Credo che nella vostra coppia manchi qualcuno che prenda una seria decisione... lasciar decidere al tempo non e' sempre la soluzione migliore
Il figlio:
cresciuto con il culto della famiglia, del bene reciproco, del "nido" da cui potersi staccare a volontà, ma al quale poter sempre tornare, del principio secondo il quale ogni problema ha la sua soluzione, basta l'impegno e la volontà, dell'equilibrio interiore come valore primario, del rispetto reciproco. Ci adora entrambi in pari misura.

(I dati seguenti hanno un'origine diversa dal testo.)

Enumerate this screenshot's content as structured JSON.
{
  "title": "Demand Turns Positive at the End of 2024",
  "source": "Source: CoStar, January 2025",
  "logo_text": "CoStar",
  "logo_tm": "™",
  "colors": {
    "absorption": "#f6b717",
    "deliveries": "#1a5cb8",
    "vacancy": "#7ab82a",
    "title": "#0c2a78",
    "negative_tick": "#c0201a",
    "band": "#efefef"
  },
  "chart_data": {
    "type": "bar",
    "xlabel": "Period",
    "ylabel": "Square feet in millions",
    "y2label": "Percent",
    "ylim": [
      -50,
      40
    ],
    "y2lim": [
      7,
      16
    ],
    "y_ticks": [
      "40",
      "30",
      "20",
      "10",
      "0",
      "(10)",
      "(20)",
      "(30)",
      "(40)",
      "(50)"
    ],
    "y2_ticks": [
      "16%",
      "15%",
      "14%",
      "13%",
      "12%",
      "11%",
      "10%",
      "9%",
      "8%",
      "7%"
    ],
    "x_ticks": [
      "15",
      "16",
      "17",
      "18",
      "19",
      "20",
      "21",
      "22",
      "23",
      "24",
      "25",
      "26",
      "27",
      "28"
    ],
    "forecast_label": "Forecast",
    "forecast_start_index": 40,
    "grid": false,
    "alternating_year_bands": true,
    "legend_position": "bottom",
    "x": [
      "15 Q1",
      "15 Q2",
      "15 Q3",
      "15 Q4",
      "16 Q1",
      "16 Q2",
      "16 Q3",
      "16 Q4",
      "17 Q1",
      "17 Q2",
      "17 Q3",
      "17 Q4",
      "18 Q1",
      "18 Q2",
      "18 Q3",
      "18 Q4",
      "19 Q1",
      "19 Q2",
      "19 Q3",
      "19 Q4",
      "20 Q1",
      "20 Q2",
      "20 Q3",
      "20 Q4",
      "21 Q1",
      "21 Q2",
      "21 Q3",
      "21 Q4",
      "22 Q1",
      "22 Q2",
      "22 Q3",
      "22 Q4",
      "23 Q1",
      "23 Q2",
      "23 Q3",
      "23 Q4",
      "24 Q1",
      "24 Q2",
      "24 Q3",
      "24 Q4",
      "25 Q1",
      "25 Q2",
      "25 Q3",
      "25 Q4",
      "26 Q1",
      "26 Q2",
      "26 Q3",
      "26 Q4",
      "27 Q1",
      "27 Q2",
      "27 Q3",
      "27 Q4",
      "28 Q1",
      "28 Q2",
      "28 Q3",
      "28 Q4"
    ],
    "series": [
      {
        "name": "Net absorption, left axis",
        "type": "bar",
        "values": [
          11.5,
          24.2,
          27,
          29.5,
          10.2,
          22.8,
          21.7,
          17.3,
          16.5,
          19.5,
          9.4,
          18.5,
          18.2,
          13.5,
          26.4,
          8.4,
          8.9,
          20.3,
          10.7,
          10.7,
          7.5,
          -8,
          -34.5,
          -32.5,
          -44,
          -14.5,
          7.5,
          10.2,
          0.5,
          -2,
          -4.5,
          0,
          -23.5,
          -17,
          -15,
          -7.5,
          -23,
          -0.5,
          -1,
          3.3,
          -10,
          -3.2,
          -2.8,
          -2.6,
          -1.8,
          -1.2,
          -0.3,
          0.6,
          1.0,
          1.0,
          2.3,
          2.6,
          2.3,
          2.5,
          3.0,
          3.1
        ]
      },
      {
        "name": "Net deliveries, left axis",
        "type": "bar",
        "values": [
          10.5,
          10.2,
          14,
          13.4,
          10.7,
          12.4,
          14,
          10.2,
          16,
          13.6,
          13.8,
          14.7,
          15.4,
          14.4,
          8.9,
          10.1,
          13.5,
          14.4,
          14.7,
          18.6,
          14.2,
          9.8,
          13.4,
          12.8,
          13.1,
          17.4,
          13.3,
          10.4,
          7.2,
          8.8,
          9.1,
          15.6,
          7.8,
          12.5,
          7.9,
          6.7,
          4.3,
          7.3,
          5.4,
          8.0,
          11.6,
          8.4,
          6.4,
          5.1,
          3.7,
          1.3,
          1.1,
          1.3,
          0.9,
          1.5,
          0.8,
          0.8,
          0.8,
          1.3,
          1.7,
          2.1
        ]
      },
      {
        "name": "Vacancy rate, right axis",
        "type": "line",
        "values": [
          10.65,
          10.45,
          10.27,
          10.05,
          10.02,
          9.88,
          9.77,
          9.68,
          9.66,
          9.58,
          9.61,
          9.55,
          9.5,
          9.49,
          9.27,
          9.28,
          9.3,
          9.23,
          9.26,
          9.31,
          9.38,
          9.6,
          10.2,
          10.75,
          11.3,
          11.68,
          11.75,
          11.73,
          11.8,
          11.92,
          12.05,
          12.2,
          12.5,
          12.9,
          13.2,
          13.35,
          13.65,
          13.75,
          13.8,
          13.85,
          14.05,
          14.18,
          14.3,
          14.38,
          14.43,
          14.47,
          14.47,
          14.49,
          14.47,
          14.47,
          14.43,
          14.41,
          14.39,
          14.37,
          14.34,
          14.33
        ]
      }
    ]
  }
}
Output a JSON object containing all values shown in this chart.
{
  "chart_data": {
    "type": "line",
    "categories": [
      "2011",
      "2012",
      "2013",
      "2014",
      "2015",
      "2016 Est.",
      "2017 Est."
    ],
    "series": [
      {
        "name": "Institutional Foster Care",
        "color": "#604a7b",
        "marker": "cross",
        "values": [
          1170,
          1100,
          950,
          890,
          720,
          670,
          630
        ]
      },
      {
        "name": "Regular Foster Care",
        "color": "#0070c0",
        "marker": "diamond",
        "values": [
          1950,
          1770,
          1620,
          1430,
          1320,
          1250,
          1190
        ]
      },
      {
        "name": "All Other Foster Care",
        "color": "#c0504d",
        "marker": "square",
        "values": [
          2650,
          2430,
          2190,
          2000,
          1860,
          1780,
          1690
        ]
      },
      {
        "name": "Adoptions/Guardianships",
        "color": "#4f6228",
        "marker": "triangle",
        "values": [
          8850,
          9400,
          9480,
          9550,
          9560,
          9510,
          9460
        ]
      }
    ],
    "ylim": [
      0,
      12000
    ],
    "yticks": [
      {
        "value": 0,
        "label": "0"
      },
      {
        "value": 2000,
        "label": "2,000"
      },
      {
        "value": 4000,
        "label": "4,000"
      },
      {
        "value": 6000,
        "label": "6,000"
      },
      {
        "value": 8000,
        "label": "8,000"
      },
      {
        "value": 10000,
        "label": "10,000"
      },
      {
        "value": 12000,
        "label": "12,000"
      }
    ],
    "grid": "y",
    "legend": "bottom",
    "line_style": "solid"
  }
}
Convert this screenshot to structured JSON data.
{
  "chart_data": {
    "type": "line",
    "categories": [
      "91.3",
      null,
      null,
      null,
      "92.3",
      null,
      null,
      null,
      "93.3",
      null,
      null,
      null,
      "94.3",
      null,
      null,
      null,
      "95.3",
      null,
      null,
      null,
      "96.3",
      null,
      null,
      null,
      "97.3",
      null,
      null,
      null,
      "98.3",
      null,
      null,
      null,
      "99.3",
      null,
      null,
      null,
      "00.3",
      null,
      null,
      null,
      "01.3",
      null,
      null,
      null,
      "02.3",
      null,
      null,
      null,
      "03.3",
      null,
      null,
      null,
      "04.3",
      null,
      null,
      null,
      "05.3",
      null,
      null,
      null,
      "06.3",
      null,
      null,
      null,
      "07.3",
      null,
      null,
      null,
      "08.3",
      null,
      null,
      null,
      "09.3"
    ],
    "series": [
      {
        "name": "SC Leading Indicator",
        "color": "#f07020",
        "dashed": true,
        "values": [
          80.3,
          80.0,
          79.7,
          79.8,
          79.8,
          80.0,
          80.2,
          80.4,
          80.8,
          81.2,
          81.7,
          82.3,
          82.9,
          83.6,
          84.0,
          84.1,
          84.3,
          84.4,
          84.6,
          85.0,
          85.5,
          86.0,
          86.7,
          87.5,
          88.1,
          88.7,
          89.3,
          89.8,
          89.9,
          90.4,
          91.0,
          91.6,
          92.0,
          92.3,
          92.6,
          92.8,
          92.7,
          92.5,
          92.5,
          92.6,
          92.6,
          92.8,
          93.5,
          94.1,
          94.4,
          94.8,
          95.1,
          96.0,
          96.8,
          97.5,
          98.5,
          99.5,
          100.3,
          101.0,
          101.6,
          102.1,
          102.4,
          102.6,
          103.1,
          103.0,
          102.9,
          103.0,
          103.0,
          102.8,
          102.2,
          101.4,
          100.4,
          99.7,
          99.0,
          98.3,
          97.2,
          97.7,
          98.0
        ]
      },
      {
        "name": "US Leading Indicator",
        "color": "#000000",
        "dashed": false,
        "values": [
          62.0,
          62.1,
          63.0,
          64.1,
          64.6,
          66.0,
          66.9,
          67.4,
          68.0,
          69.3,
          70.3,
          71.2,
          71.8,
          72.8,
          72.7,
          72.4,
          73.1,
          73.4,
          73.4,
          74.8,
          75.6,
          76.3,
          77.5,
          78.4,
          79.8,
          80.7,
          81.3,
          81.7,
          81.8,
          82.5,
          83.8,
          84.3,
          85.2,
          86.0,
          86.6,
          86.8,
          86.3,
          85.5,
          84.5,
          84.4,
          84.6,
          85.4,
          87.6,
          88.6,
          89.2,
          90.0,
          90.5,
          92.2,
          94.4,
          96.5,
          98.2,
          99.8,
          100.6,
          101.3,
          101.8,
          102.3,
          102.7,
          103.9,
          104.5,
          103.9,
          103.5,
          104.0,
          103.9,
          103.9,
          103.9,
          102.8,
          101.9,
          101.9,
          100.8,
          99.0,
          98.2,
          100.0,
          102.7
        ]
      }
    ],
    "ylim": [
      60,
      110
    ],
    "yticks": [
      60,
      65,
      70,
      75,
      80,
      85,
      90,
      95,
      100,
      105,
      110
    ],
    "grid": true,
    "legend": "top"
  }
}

Quest'anno, probabilmente anche grazie alla situazione incerta tra noi, ha avuto un calo nettissimo a scuola, e comunque sta palesando sintomi di adolescenza. Periodo pericoloso.
La casa:
Sognata, progettata, realizzata (e pagata) insieme, su misura per noi. Frutto di sacrifici e di disagi, di problemi parentali ancora esistenti, oggetto di progetti futuri. La casa ideale (per noi). Ci siamo legatissimi tutti e tre, ci vizia con le sue comodità, con quei piccoli particolari che ci coccolano silenziosamente in ogni momento della nostra giornata. ......E la stiamo ancora pagando.
Le famiglie:
Ho dei suoceri stupendi, ma ormai anziani, che ci vedono come la famiglia perfetta. Mia suocera è fragile di cuore e terribilmente ansiosa.
I miei cognati, persone buone e semplici, che guardano a noi come un esempio di "perfezione"
Mia madre è un problema minore ma più complesso. Non è luogo.
I soldi:
vivere dalle mie parti non è proprio economico, e dividere gli stipendi vorrebbe dire abbassare notevolmente il nostro livello di vita che già non è da gaudenti (stiamo bene perchè non abbiamo esigenze particolari). In più abbiamo una spada di Damocle sulla testa per questioni legali con quella schifosa di mia sorella, e rischiamo di finire al verde da un momento all'altro.
Lei lavora in Svizzera, e li puoi trovarti a casa, senza nessun motivo, da un giorno con l'altro.
Io lavoro in un'azienda che sta subendo la crisi, e per quanto ci sia dinamismo e voglia di tirarsene fuori, non è detto che ci riesca (incrociamo le dita).
Questa è solo la macro, i particolari legano tutto a doppio filo.